There was a real sense of optimism in late-2020 as health and government officials talked about plans for the newly approved vaccines. Millions of people would get the shot and turn the tide on this deadly pandemic. One official from the Trump administration even discussed the possibility of all nursing home residents getting vaccinated in time for Christmas. Unfortunately, the all-too-predictable problems in implementing these plans have left many feeling angry and frustrated.

Shots given as a common courtesy

It is becoming clear that the vaccines are not getting to the people at the promised speed, and there are now reports here in Texas that people outside of priority groups 1A and 1B received shots without even an appointment. These were administered in Austin as what was called “a common courtesy.”

In other words, people who were not healthcare workers, people with compromised immune systems, and people not older than 65 or living in long-term care facilities got their first vaccination shot.

According to a spokesperson for the Austin Public Health:

“We had people that were in the line, that had stayed in the line. So out of a common courtesy, we decided to go ahead and provide that vaccine to them. We have to emphasize, going forward, that is not going to be the case.”

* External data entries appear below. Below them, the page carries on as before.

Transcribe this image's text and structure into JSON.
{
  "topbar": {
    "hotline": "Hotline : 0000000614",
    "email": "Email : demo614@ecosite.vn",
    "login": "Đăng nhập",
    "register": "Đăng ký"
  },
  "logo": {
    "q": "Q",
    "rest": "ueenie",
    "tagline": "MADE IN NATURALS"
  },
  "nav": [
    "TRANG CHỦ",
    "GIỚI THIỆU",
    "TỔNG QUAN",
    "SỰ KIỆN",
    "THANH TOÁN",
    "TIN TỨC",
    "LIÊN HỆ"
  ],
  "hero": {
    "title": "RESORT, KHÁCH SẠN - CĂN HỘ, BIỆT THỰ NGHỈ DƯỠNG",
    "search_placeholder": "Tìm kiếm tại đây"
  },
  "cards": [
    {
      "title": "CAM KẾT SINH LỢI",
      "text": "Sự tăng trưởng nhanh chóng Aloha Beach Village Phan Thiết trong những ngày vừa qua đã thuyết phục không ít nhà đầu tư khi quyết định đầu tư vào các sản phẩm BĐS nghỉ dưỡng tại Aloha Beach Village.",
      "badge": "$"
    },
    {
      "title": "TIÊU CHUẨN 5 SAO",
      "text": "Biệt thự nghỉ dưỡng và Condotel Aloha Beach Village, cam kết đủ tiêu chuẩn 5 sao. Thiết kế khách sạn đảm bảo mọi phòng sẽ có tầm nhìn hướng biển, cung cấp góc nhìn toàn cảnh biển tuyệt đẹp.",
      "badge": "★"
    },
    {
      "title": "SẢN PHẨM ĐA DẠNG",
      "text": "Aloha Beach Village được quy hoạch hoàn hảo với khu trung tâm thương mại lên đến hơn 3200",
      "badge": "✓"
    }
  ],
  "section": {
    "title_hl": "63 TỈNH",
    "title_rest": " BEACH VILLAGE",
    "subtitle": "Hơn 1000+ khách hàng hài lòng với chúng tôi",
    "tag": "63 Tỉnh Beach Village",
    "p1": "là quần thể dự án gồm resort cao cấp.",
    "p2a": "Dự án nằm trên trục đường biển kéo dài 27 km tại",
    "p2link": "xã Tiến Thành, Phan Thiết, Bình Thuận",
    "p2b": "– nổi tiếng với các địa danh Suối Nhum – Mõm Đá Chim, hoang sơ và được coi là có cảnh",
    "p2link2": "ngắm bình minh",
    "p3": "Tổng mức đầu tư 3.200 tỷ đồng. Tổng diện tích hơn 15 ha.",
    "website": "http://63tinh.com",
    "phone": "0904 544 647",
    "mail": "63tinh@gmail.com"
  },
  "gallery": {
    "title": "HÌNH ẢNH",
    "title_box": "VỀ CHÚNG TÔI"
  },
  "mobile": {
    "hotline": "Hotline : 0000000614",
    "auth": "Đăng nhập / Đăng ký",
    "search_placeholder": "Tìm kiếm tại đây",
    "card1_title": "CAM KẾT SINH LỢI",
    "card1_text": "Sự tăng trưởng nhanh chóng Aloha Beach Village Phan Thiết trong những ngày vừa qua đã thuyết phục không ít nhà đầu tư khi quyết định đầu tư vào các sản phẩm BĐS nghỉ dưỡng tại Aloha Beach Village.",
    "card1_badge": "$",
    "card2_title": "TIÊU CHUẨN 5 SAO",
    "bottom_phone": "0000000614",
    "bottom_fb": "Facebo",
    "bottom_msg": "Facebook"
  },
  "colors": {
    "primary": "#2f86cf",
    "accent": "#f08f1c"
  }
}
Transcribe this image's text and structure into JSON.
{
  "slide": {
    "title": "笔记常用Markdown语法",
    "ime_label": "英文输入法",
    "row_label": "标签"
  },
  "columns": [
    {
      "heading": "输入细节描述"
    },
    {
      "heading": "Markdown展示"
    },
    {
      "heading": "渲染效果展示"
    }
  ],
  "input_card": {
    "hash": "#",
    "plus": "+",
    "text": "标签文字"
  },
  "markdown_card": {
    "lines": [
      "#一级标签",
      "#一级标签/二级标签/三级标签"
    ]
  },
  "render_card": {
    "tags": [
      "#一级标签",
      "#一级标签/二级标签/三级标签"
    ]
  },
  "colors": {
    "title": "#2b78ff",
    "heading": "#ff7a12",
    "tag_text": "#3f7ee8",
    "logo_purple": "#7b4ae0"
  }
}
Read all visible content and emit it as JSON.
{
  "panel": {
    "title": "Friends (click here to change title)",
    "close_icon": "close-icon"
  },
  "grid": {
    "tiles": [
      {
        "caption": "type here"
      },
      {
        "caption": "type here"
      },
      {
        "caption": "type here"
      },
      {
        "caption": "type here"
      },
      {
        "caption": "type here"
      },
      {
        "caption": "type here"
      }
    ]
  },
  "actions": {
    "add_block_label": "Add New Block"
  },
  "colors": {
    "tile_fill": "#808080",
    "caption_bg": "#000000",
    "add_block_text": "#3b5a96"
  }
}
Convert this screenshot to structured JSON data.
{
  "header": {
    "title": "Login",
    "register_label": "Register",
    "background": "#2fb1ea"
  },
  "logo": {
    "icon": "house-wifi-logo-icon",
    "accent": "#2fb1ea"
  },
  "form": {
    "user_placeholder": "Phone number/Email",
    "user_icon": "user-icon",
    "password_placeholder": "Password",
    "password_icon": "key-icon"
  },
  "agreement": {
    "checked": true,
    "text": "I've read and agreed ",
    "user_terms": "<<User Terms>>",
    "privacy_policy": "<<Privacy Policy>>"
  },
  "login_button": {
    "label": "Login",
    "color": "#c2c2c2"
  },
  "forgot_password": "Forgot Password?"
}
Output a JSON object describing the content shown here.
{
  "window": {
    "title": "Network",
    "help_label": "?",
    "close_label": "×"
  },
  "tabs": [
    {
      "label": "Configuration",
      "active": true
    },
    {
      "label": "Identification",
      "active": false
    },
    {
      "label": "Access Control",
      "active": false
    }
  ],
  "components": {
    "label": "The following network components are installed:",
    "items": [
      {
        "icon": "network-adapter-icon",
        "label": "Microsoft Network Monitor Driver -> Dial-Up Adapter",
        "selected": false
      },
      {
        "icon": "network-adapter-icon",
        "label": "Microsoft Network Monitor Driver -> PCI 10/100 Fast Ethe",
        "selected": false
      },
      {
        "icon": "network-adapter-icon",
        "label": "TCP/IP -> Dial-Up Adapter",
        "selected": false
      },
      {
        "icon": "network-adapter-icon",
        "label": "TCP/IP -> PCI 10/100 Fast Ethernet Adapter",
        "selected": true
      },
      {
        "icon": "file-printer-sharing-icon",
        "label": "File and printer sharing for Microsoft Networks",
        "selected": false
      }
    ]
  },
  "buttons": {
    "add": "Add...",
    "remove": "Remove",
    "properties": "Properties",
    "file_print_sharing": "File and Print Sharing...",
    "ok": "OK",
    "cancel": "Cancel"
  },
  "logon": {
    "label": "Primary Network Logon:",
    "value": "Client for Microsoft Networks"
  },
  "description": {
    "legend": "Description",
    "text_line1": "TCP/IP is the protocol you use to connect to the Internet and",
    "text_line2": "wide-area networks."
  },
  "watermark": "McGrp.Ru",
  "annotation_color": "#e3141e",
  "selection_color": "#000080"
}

Nevertheless, there are other reports from around the country of people getting vaccinated if they show up and wait in line. As the APH official acknowledged, this should not have happened and needs to stop. Some will no doubt justify their actions in cutting the vaccine line, but they put themselves ahead of the elderly and vulnerable as well as those who provide health care.

Nursing home offers vaccine to donors and board

In another huge lapse in judgment, one nursing home in Florida offered coronavirus vaccines earmarked for the residents and staff to board members and donors. According to the Washington Post, the administrators at the facility went so far as to call and send letters to potential recipients, some of whom accepted the offer.

This obviously violates national and state immunization guidelines and highlights the patchwork nature (enabling loopholes to be found) of the current vaccine rollout. Nevertheless, the nursing home did it. Those with loved ones in nursing homes and long-term facilities should remain in contact with the staff who care for them. This is one way to ensure that the elderly get the care they were promised and deserve.